Introduction: Read your mind

Author: Idle fish technology – have eureurs

I. Background:

In his book how to Win People, Carnegie said, “The only way in the world to influence someone is to talk about what he wants, and to tell him how to get it.” Thus, good communication can greatly shorten the relationship between the two sides, and then influence each other. Xianyu news is an indispensable part of buyers to understand second-hand information, we have reason to infer that a good chat can have a positive impact on the transaction. The inference needs data to support. Through correlation analysis of previous chat transaction data, we get the following conclusions:

  • The more the seller talks than the buyer, the more likely the transaction is
  • Compared with operators, individual sellers’ interactive conversion rate is lower

We speculate that one of the reasons for the low conversion rate of individual sellers is that they cannot chat well. Through sampling cases, it is found that some sellers reply with cold, abrupt and emotional content, which leads to the embarrassment of both parties and the abrupt stop of the chat. Therefore, our exploration direction is how to guide sellers and buyers to have a good chat, through algorithmic intention recognition, to provide sellers with friendly suggestions in the form of chat assistant, so that the communication is no longer stiff.

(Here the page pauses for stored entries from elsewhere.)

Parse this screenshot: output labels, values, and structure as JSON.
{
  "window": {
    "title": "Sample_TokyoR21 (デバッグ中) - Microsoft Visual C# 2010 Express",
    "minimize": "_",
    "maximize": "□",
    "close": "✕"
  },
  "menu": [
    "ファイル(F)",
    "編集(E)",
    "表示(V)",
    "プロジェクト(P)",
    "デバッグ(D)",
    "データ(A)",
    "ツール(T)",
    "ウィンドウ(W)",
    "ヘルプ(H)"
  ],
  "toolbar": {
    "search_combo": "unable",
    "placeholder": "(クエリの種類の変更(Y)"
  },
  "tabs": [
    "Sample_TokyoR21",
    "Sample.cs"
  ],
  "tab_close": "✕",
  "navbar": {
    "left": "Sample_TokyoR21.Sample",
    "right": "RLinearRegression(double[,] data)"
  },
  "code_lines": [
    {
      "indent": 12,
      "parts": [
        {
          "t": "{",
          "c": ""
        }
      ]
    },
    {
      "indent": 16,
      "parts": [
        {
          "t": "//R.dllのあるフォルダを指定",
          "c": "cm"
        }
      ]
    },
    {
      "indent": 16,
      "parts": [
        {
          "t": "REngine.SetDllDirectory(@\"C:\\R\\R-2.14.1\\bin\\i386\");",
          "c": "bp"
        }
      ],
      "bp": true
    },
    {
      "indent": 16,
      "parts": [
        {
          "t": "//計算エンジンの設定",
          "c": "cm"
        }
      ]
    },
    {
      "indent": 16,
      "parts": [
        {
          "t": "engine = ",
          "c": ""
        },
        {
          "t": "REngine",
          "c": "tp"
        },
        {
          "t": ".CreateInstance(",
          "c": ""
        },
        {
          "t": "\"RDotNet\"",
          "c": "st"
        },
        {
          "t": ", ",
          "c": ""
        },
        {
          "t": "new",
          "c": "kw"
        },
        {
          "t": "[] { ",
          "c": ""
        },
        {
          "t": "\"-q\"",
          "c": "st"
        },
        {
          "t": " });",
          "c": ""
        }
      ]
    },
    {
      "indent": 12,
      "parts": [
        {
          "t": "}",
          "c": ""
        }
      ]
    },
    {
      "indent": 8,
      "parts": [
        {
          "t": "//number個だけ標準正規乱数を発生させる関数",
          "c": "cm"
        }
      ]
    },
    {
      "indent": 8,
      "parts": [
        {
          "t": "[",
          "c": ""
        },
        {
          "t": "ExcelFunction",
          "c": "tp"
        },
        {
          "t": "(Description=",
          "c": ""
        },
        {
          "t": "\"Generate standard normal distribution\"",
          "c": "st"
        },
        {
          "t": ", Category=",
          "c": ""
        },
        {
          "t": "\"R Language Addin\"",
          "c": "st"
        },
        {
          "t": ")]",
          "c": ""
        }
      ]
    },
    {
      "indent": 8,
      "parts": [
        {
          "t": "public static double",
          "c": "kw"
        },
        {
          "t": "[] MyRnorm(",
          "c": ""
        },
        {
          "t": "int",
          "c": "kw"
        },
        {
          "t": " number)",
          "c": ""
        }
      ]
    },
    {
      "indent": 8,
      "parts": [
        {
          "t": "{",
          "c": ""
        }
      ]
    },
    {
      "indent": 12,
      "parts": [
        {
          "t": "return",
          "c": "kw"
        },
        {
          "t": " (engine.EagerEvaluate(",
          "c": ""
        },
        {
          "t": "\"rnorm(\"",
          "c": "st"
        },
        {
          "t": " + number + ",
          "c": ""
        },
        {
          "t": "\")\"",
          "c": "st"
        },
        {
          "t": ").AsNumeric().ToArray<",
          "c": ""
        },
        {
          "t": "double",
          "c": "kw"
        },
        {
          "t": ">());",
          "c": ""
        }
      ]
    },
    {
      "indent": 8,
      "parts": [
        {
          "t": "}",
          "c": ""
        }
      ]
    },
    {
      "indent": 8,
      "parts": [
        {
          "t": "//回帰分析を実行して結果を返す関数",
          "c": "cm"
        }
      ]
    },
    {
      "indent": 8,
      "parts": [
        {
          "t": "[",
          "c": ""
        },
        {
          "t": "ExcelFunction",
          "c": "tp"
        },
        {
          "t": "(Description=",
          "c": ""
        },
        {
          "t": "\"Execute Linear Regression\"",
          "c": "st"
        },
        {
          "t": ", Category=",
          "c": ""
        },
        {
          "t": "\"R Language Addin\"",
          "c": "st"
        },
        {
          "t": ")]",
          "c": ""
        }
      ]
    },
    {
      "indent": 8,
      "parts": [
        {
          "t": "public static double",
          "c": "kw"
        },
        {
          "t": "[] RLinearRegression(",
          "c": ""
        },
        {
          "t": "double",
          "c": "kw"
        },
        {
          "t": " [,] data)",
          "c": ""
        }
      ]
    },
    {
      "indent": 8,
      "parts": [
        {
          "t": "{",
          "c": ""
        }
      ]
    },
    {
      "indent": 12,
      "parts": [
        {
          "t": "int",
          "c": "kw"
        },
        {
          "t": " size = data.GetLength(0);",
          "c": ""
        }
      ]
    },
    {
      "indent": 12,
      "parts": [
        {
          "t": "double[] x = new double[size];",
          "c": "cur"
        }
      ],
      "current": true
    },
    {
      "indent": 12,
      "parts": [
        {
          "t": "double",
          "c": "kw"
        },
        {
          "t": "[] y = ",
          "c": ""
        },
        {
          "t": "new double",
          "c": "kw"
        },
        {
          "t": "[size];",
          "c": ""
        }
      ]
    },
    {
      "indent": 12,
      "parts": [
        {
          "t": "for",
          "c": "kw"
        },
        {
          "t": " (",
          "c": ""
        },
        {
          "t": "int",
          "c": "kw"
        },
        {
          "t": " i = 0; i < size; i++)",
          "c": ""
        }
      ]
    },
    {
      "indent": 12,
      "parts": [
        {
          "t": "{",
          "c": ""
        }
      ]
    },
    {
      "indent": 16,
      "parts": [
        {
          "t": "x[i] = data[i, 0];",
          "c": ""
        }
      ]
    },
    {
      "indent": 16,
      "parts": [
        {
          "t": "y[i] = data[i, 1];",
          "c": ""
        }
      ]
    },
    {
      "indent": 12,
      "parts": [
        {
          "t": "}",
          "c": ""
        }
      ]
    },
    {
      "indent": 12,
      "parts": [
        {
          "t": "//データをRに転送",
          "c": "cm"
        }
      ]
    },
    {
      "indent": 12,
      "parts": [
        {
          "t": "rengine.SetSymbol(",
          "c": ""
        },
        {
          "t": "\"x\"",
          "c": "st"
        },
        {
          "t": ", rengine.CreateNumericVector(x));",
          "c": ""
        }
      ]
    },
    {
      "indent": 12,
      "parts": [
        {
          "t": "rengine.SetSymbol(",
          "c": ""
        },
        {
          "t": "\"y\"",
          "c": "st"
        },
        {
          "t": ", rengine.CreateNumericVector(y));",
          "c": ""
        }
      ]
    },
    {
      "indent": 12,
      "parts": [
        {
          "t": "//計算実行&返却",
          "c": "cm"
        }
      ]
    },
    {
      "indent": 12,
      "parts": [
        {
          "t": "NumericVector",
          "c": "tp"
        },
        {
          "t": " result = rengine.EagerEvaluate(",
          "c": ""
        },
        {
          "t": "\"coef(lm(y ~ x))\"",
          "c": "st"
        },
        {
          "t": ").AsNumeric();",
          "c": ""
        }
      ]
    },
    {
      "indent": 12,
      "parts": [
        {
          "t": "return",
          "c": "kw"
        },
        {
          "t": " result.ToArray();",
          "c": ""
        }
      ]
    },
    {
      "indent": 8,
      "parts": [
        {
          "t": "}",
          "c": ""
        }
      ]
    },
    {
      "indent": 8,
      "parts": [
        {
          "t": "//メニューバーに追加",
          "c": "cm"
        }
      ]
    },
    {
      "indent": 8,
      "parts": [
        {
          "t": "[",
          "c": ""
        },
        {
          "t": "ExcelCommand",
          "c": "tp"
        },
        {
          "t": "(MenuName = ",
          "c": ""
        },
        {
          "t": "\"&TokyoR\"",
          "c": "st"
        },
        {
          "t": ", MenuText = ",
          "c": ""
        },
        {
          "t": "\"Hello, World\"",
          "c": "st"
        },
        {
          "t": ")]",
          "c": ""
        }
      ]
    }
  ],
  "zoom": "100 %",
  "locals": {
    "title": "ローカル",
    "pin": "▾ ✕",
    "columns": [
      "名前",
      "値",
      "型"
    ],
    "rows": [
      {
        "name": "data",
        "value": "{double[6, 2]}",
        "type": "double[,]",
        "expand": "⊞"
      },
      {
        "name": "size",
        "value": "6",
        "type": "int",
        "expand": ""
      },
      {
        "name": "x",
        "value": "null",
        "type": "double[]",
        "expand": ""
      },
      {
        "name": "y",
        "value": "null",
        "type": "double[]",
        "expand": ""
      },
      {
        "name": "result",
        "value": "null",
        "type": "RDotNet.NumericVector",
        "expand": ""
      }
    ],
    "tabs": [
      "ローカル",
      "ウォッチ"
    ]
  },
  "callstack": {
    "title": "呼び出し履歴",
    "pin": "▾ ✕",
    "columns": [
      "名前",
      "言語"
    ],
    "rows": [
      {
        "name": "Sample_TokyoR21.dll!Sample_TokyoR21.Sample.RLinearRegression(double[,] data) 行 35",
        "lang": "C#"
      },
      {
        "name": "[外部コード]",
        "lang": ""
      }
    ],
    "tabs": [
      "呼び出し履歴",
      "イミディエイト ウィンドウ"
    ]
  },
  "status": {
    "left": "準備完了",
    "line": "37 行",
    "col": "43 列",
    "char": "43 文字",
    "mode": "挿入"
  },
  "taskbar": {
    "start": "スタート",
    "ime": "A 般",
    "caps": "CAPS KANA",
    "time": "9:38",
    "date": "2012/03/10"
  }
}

Two, start from bargaining

1. Why bargaining

The main dialogue scenes of trading chat include opening inquiry, price question, postage question, commodity information, etc. In the conversation, the price takes up 30% to 40%, and the conversation about price is usually at the later stage of the transaction. If the buyer and seller communicate smoothly on the price issue, it is expected to effectively promote the transaction. Therefore, we consider starting from the bargaining scene, minimum closed loop online, observation data to support conjecture, and then gradually online other dialogue scene strategies.

2. Scheme design

In order not to affect the main link of the message, the identification process must go through the asynchronous MQ consumption process. At the same time, in order to reduce the pressure of algorithm identification, the message type, sender, keyword filtering, session fatigue control and other rules are preliminaries screened. In addition, we also linked the price force data of commodities. The price force data can provide the selling price and recommendation price of commodities of the same kind and the same type. The proposed price of commodities can be given by comprehensive selection of the algorithm. In this way, regardless of whether the buyer’s offer is fair or not, and whether the seller accepts it, offer the seller a friendly bargaining option, so that the buyer and the seller still have a chance to continue the conversation, and there is still hope for a deal. If the buyer does not make a reasonable bid, they will also issue a card with an unreasonable bargaining price to the buyer, and give a reference price of similar goods to equalize the buyer’s price expectation.

3. Product effect

The seller side:

Buyer side:

Third, continue to explore

1. Is the baby still there?

I believe this is almost every idle fish sellers are common chat opening lines, but many sellers see more but not willing to reply to this kind of nutrition problems, inner OS: “not still hanging what???” . In order to make the conversation between buyers and sellers have a pleasant start, we consider optimizing this scenario from two aspects:

  • Provide more variety and more valuable opening questions for buyers
  • Provide quick reply to greeting messages for sellers

2. Weighted random prologue based on class

Not similar to commodity buyers concern point in chat, we based on offline data analysis, back to get a number of different orders, the buyer is the most concern of the list, these problems according to the first category classification, secondly according to the focus (second-hand property) classification, plus trigger rule conditions, weight, formed a set of opening questions library, can add the modified by product self-help. Flow chart:

As shown in the above, when the session is created, according to the first category list read the library get the corresponding problems, according to some of the properties of the goods itself, such as whether to pack mail, whether new, according to the list of questions to rule out the condition, according to the weight weighted random points to satisfy the conditions of the problem, finally get some second-hand property problem. In order to ensure the diversity of the problem content, each second hand problem item will have different copywriting but the same semantic expression, and finally express a specific problem randomly again, then the suggestion card can be issued.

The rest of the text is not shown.